What was interesting, however, was Kaplan's account of the role NGOs play in making an otherwise dysfunctional country work. To begin with, Kaplan argues, central government has always been rather weak in Bangladesh because of the geography and climate:
Yet Bangladesh is less interesting as a hydrologic horror show than as a model of how humankind copes with an extreme natural environment. Weather and geography have historically worked here to cut one village off from another. Central government arrived only with the Turkic Moguls in the 16th century, but neither they nor their British successors truly penetrated the countryside. The major roads were all built after independence in 1971. This is a society that never waited for a higher authority to provide it with anything. The isolation effected by floodwaters and monsoon rains has encouraged institutions to develop at the local level. As a result, the political culture of rural Bangladesh is more communal than hierarchical, and women play a significant role.
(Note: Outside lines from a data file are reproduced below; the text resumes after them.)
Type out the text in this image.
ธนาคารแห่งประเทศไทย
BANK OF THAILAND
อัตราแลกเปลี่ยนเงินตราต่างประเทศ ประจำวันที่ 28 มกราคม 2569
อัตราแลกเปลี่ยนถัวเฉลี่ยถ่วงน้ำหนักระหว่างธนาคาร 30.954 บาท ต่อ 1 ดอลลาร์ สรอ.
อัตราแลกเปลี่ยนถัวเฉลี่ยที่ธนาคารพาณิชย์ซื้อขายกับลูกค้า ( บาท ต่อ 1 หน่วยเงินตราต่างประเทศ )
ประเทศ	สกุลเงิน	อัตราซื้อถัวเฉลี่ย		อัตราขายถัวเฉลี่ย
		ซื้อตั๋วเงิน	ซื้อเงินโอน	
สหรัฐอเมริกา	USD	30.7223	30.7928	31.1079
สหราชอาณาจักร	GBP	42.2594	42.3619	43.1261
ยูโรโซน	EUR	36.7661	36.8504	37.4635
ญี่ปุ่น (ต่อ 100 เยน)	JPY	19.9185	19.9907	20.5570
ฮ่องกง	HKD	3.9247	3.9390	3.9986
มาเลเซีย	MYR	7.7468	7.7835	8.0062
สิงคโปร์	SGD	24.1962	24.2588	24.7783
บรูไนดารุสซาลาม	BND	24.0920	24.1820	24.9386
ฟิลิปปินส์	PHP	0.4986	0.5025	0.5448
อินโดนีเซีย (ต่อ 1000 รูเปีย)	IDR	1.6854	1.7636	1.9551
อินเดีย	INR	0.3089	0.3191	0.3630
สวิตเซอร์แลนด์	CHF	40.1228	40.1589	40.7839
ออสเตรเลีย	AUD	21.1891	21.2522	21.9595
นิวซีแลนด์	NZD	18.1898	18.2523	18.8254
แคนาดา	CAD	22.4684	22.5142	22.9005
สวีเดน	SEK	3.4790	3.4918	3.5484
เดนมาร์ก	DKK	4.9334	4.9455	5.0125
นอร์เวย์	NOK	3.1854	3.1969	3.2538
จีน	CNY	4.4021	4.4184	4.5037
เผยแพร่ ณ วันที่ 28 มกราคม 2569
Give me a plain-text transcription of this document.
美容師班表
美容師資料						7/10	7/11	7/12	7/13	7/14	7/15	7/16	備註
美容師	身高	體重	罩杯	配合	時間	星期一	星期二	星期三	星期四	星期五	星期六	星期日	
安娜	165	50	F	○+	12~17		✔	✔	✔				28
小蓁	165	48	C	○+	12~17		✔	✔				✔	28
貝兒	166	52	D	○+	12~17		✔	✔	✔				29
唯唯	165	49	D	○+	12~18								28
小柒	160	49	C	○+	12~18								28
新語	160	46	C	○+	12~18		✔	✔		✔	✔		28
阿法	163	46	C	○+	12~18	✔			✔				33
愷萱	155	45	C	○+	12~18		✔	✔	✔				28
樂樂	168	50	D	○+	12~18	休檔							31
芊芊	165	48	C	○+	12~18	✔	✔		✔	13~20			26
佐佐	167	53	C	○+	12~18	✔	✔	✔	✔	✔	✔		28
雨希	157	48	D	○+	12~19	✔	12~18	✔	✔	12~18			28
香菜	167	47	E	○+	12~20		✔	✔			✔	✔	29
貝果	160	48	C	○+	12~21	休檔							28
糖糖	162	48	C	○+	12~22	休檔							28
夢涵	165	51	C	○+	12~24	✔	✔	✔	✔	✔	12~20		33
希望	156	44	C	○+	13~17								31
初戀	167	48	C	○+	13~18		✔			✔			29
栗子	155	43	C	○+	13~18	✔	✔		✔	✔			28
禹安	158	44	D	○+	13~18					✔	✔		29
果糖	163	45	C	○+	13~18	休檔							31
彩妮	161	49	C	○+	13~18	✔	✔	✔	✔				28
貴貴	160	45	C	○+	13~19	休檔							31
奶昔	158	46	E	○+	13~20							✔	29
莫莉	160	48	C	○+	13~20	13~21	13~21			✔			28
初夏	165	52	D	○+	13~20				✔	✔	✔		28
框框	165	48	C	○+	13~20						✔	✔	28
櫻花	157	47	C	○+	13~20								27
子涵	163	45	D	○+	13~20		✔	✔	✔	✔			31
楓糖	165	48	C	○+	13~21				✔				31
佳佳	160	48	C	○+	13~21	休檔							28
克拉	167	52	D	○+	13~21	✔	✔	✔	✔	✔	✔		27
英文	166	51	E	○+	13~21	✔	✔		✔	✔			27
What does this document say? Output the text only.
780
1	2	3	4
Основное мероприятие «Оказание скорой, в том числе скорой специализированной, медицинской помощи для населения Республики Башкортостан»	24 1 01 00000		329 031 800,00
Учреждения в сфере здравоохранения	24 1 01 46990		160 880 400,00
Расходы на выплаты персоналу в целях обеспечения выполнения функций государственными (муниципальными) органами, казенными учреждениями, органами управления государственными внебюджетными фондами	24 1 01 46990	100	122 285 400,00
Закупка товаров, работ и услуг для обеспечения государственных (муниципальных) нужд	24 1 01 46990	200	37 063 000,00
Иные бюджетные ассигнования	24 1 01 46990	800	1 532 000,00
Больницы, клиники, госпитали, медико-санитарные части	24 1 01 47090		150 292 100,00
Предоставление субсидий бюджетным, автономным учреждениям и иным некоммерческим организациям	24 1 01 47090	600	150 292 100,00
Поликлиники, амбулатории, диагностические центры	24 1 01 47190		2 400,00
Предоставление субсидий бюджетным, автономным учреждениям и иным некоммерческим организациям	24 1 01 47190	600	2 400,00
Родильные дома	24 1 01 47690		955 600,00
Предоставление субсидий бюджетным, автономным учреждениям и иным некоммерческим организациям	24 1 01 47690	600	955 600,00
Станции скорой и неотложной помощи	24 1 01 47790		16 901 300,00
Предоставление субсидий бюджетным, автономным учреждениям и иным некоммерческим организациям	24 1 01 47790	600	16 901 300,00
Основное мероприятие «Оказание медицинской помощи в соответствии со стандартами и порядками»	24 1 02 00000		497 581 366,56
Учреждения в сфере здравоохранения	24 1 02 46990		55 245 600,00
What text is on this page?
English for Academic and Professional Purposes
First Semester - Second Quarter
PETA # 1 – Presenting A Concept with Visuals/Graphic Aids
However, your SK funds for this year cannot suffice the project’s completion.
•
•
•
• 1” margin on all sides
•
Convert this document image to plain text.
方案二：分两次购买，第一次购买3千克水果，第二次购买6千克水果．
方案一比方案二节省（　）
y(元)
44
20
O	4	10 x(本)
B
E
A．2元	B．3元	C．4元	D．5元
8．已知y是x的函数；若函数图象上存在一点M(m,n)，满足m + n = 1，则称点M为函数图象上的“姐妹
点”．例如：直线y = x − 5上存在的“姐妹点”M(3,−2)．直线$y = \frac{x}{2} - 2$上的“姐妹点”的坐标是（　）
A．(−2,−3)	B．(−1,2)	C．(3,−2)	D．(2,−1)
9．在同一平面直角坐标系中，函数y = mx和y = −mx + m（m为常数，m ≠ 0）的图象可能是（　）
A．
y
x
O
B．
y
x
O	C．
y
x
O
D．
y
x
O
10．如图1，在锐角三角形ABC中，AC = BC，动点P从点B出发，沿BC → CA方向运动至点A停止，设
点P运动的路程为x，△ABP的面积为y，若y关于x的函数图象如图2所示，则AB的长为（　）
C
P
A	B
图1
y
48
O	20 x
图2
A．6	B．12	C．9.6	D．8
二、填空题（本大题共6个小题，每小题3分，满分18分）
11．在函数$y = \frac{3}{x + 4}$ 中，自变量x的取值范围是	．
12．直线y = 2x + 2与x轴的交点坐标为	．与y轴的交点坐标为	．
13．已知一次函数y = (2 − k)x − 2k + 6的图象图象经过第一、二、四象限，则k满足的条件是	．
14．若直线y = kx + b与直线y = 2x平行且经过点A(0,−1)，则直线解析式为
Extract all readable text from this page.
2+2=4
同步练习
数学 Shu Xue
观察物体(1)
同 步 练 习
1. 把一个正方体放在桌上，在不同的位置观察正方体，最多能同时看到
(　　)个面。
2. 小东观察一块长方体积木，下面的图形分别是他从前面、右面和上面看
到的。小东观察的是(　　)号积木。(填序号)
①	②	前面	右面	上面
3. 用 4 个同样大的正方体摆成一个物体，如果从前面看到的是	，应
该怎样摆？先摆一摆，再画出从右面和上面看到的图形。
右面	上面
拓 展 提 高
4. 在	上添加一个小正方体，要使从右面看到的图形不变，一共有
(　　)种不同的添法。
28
Four hours’ drive northwest of Dhaka, the capital, I found a village in a Muslim-Hindu area where the women had organized themselves into separate committees to produce baskets and textiles and invest the profits in new wells and latrines. They had it all figured out, showing me on a crude cardboard map where the new facilities would be installed. They received help from a local nongovernmental organization that, in turn, had a relationship with CARE. But the organizational heft was homegrown. (link)
Later Kaplan goes on to mention Grameen Bank and BRAC, both of which blend the idea of social uplift with free market principles, and have had widespread success in Bangladesh as a result:
The credit for coping so well rests ultimately with NGOs. As familiar as their work now is, NGOs in Bangladesh represent a whole new organizational life-form; thousands of them fill the void between village committees and a remote, badly functioning central government.
Of course, this enhanced role raises ethical questions, not least because many of these Bangladeshi humanitarian enterprises have for-profit elements. Take Muhammad Yunus, who, along with his Grameen Bank, won the 2006 Nobel Peace Prize for pioneering micro-credit schemes for poor women: Grameen also operates a cell-phone and Internet service. Then there is the Bangladesh Rural Advancement Committee, which, besides doing bounteous relief and development work, operates dairy, poultry, and clothing businesses. Its head offices, like those of Grameen, are in a skyscraper that is some of Dhaka’s most expensive real estate. Yet to focus on the impurities of these NGOs is to ignore their transformative powers.
“One thing led to another,” explains Mushtaque Chowdhury, BRAC’s deputy executive director. “In order not to be dependent on Western charities, we set up our own for-profit printing press in the 1970s. Then we built a plant to pasteurize milk from the cattle bought by poor women with the loans we had provided them.” Now they’ve become a kind of parallel government, with a presence in 60,000 villages. (link)
We've had several posts on the Grameen Bank over the years, particularly after Muhammed Yunus won the Nobel Prize for his work, but there's been less about BRAC.
I went to the BRAC homepage, and found a link to a YouTube video, with one young woman's answer to the "Davos Question." An interesting idea -- though I have to admit I wasn't overwhelmed by BRAC's entry.
Just as I was interested in what readers had to say about Pratham in a post on education in India last week, today I'm interested to know what people have heard about BRAC.